Our conversations seemed to naturally flow. One of us would talk about something that seemed very important, and the other would encourage it. On the second day that we got together, I recited a list of things that I thought our group should be and would do. The first thing was that our debut album should be eponymously titled; then I said that our first single should have a navy-blue label with silver writing on it and in the brackets beneath the song title it should say ‘Morrissey and Marr’. I said that we should sign to Rough Trade Records, and then I predicted that even though she hadn’t made a record for years, we could write a song for Sandie Shaw. We didn’t have a group yet, and only had two very odd songs, but I saw all of those things for us and I knew it was just a matter of working at it.
Angie arrived and met Morrissey for the first time, and we gave him a ride to the train station in the Beetle. When he left I turned to her and said, ‘What do you think?’
‘Yeah,’ she said, with her usual sure instinct, ‘I think it could work,’ and we took off to see Andrew Berry in St Anne’s Square, with me practising harmonica along to the Stones and my feet up on the dashboard.

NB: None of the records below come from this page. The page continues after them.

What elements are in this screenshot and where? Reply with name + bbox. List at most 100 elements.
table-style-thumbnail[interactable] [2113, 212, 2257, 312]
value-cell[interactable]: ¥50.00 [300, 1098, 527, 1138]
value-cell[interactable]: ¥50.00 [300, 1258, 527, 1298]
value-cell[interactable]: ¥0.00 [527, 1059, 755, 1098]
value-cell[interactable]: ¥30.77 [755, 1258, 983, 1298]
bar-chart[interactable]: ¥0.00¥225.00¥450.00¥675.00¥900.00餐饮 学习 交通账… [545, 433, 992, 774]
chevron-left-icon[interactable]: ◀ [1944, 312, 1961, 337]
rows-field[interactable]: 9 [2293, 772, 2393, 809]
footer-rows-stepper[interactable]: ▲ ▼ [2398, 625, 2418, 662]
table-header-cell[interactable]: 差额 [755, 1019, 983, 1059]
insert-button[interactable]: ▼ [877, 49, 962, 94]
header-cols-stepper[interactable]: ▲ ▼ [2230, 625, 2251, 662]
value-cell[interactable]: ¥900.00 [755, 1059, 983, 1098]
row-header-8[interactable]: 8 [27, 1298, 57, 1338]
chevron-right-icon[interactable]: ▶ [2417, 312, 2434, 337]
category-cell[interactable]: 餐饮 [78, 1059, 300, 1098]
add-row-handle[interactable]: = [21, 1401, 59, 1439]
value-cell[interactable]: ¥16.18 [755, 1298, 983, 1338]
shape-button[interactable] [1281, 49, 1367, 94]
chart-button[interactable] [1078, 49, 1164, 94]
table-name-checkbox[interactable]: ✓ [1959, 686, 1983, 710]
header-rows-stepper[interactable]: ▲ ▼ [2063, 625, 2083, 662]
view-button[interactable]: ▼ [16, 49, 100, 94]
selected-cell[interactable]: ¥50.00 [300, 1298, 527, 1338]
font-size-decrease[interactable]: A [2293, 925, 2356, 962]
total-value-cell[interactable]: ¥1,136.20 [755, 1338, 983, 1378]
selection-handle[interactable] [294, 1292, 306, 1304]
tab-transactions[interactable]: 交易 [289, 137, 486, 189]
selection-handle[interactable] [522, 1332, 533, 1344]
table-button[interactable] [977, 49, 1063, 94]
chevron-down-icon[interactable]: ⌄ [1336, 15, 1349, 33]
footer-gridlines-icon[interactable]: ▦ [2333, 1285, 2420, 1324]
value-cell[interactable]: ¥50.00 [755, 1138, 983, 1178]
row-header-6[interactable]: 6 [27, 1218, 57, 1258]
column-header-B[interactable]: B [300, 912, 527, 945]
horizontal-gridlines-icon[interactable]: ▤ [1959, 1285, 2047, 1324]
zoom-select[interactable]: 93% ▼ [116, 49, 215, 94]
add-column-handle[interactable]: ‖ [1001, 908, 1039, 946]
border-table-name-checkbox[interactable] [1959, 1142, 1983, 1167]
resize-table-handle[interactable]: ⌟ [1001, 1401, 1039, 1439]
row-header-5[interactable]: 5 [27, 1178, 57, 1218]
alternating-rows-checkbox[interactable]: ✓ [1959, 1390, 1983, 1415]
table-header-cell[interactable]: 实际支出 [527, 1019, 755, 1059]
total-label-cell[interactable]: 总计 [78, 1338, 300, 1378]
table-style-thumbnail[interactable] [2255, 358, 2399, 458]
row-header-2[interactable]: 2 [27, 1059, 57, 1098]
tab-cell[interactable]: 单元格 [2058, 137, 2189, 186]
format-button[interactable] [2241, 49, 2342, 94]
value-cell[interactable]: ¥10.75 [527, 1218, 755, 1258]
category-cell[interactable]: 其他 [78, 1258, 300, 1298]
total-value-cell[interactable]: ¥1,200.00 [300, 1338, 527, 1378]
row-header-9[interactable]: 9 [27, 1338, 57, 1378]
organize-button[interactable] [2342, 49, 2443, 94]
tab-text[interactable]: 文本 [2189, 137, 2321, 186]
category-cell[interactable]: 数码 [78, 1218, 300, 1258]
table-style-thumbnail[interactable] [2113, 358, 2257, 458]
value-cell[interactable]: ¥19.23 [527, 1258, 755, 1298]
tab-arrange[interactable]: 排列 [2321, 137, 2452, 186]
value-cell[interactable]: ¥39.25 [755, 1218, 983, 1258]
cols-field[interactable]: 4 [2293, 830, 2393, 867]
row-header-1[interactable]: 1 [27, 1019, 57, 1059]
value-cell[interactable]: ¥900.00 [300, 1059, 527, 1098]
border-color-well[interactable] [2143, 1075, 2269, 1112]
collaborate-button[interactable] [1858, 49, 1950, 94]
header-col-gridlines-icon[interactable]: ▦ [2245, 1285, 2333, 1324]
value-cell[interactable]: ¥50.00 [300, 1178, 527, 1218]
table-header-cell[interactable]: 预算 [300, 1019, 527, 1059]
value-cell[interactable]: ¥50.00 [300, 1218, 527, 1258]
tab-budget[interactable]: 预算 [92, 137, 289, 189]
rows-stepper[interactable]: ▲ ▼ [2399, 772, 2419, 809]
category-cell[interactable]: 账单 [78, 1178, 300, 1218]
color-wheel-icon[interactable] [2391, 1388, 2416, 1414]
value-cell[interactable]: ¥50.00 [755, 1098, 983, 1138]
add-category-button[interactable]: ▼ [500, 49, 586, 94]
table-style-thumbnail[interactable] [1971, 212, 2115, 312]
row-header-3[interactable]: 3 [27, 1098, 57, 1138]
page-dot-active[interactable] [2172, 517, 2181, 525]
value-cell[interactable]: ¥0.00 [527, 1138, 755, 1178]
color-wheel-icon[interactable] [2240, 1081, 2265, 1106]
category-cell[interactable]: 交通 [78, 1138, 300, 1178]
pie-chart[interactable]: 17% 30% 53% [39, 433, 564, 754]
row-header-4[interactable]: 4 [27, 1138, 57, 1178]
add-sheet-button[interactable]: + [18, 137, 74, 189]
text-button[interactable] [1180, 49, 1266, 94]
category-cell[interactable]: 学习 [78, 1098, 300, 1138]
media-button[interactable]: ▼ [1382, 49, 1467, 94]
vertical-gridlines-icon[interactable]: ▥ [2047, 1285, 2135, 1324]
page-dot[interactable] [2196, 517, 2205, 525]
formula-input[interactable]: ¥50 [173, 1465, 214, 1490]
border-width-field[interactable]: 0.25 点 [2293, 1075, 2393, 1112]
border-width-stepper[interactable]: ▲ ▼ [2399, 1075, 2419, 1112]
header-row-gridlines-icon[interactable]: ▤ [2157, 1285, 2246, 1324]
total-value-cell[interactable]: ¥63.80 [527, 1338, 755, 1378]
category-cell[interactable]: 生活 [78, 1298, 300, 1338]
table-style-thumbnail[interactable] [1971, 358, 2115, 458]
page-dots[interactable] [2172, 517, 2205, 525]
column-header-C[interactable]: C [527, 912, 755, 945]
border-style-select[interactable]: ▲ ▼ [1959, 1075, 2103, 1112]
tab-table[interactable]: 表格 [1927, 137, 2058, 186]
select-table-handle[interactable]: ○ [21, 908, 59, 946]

Everyone in town hung out wherever Andrew Berry was, and that usually meant that John Kennedy would be there too. John was another pied piper around town who I’d known from my schooldays at Sacred Heart, and was from one of the few other Irish families in Wythenshawe. John’s hair was always tinted some shade of blue, red or green, and unusually for the times he was very ‘out’ as a young gay man, in a way that was brave and inspiring. Everyone called him JK, and he was a creature of the New Romantic culture that had started with Manchester’s Pips nightclub, when it had essentially been all about Bowie and Roxy Music. Pips had been particularly influential as it was the place where the members of Joy Division and other bands hung out, and was also where Ian Curtis practised his dance – which, like a lot of people, he’d copped from Bowie’s appearance around 1976 on the Dinah Shore Show. Everybody danced liked David Bowie and Bryan Ferry, including me. But now was a different time, undefined, and we all had the feeling that something was about to happen.